FlashPortrait: 6x Faster Infinite Portrait Animation with Adaptive Latent Prediction
Shuyuan Tu, Yueming Pan, Yinming Huang, Xintong Han, Zhen Xing, Qi Dai, Kai Qiu, Chong Luo, Zuxuan Wu
2025-12-19
Summary
This paper introduces FlashPortrait, a new method for creating realistic and fast animations of faces, specifically focusing on 'long-portrait' videos like those you might see on social media.
What's the problem?
Existing methods for speeding up the creation of these facial animations often struggle to maintain a consistent identity throughout the video; the person's face can subtly change and look 'off' over time, especially in longer animations. It takes a long time to generate high-quality, long-form facial animations.
What's the solution?
FlashPortrait tackles this by first extracting general facial expression information. Then, it uses a special technique to normalize these features, essentially making sure the core identity isn't lost during the animation process.

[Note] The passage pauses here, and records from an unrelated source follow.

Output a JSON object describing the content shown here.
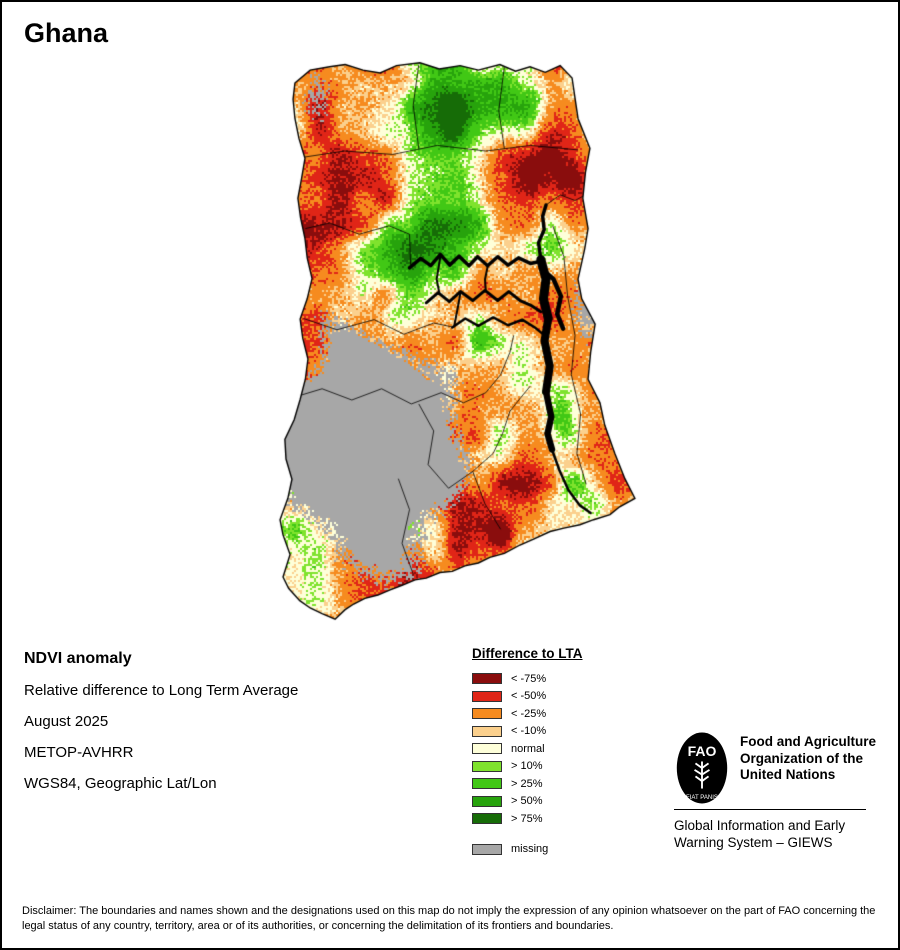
{
  "title": "Ghana",
  "info": {
    "heading": "NDVI anomaly",
    "lines": [
      "Relative difference to Long Term Average",
      "August 2025",
      "METOP-AVHRR",
      "WGS84, Geographic Lat/Lon"
    ]
  },
  "legend": {
    "title": "Difference to LTA",
    "items": [
      {
        "key": "lt75",
        "label": "< -75%",
        "color": "#8a0d0d"
      },
      {
        "key": "lt50",
        "label": "< -50%",
        "color": "#e02517"
      },
      {
        "key": "lt25",
        "label": "< -25%",
        "color": "#f68b1f"
      },
      {
        "key": "lt10",
        "label": "< -10%",
        "color": "#fbd08d"
      },
      {
        "key": "normal",
        "label": "normal",
        "color": "#feffd9"
      },
      {
        "key": "gt10",
        "label": "> 10%",
        "color": "#7fe32d"
      },
      {
        "key": "gt25",
        "label": "> 25%",
        "color": "#41c815"
      },
      {
        "key": "gt50",
        "label": "> 50%",
        "color": "#27a30c"
      },
      {
        "key": "gt75",
        "label": "> 75%",
        "color": "#166c07"
      },
      {
        "key": "missing",
        "label": "missing",
        "color": "#a7a7a7",
        "separated": true
      }
    ]
  },
  "map": {
    "country": "Ghana",
    "lake_color": "#000000",
    "border_color": "#000000"
  },
  "fao": {
    "logo_text": "FAO",
    "motto": "FIAT PANIS",
    "org_name": "Food and Agriculture Organization of the United Nations",
    "giews": "Global Information and Early Warning System – GIEWS"
  },
  "disclaimer": "Disclaimer: The boundaries and names shown and the designations used on this map do not imply the expression of any opinion whatsoever on the part of FAO concerning the legal status of any country, territory, area or of its authorities, or concerning the delimitation of its frontiers and boundaries."
}
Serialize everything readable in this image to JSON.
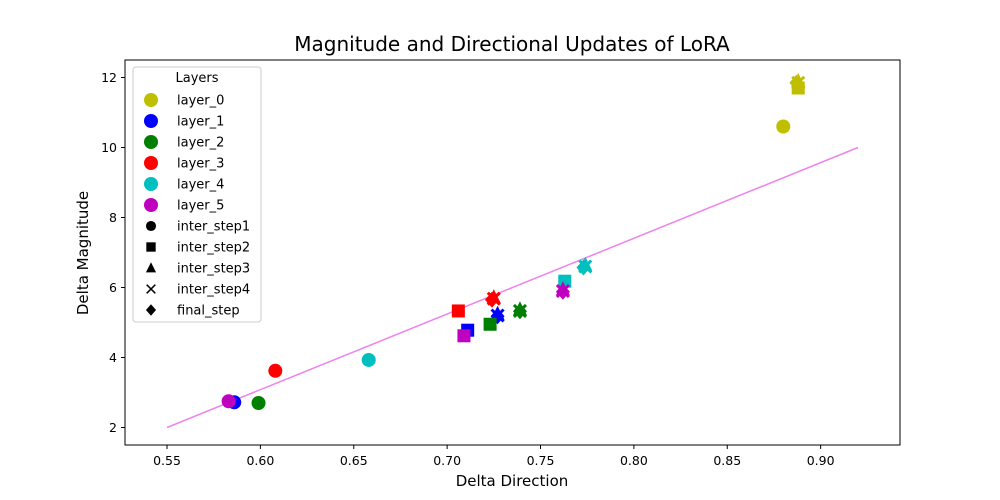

During the actual animation creation, it cleverly predicts future frames by analyzing how the face is changing, allowing it to skip many of the usual processing steps and speed things up significantly – up to six times faster! It also blends frames smoothly to avoid jarring transitions.
Why it matters?
This work is important because it allows for much faster creation of high-quality facial animations without sacrificing the realism and consistency of the person's identity. This has implications for things like creating personalized videos, improving video conferencing, and making virtual avatars more believable.
Abstract
Current diffusion-based acceleration methods for long-portrait animation struggle to ensure identity (ID) consistency. This paper presents FlashPortrait, an end-to-end video diffusion transformer capable of synthesizing ID-preserving, infinite-length videos while achieving up to 6x acceleration in inference speed. In particular, FlashPortrait begins by computing the identity-agnostic facial expression features with an off-the-shelf extractor. It then introduces a Normalized Facial Expression Block to align facial features with diffusion latents by normalizing them with their respective means and variances, thereby improving identity stability in facial modeling. During inference, FlashPortrait adopts a dynamic sliding-window scheme with weighted blending in overlapping areas, ensuring smooth transitions and ID consistency in long animations. In each context window, based on the latent variation rate at particular timesteps and the derivative magnitude ratio among diffusion layers, FlashPortrait utilizes higher-order latent derivatives at the current timestep to directly predict latents at future timesteps, thereby skipping several denoising steps and achieving 6x speed acceleration. Experiments on benchmarks show the effectiveness of FlashPortrait both qualitatively and quantitatively.